Cutting government spending has been in the news recently. The Associated Press conducted a poll to find out what Americans thought needed to be cut. While they say they would like to make cuts, their targets are quite different from the Musk-Trump ones.
Many U.S. adults believe the federal government is overspending — but polling also shows that many Americans, including Republicans, think the country is spending too little on major government programs such as Social Security.
…About two-thirds of Americans say the U.S. government is spending “too little” on Social Security and education, according to a January AP-NORC poll. Another 6 in 10, roughly, say too little money is going to assistance to the poor. A similar share say spending is too low for Medicare, the national health care insurance program for seniors, and most also say Medicaid is under-funded by the federal government. About half say border security is not receiving enough funding.
For the longest time, many Americans vastly overestimate how much money goes for aid and think that it is too much.
Foreign aid is one area where there is broad consensus that the U.S. is overspending. The 2023 AP-NORC polling suggests that Americans tend to believe too much money is going to other countries.
…At the same time, polling has shown that U.S. adults tend to overestimate the share of the federal budget that is spent on foreign aid.
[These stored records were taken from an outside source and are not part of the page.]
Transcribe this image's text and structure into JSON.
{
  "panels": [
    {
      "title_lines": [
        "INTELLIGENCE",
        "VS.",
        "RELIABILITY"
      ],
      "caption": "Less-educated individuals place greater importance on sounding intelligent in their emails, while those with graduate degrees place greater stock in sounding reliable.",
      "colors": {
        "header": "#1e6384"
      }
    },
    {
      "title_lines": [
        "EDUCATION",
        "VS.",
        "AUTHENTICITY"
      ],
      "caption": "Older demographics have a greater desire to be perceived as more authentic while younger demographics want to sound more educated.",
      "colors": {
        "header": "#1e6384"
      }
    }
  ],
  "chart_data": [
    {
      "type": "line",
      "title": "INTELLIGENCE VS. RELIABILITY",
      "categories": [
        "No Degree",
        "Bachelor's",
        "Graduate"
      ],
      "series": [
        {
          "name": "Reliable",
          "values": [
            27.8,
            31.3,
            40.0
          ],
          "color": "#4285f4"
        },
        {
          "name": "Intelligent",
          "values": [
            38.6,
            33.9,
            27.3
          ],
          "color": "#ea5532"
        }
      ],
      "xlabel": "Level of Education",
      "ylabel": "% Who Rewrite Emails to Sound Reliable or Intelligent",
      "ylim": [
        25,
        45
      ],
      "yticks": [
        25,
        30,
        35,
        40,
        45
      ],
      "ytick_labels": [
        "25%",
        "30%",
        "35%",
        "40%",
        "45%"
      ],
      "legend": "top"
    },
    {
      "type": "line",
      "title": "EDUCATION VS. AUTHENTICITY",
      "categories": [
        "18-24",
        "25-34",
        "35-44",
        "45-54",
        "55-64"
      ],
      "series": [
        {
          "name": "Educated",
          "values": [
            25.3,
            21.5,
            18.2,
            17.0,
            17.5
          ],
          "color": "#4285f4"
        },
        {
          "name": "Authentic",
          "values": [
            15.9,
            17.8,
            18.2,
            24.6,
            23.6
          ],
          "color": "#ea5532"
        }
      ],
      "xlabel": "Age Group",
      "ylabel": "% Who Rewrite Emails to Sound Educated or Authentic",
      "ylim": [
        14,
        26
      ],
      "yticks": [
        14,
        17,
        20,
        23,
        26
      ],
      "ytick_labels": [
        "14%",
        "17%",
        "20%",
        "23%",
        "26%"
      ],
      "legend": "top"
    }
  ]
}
Surveys from KFF have found that, on average, Americans say spending on foreign aid makes up 31% of the federal budget rather than the actual answer: closer to 1% or less.
31% of the federal budget? This is utterly delusional and shows that people are all too eager to believe that vast cuts can be made to the federal budget without affecting them at all, and so lap it up when politicians rail about foreign aid.
This is complicated by the fact that some foreign aid goes for the purchase of weaponry. Another complicating factor is, as I discussed in yesterday’s post about USAID, a lot of this ‘aid’ comes back to the US in terms of goods and services being required to be obtained from here. A lot of ‘aid’ is more like a subsidy from the US government to US businesses and the agriculture sector, routed through foreign countries.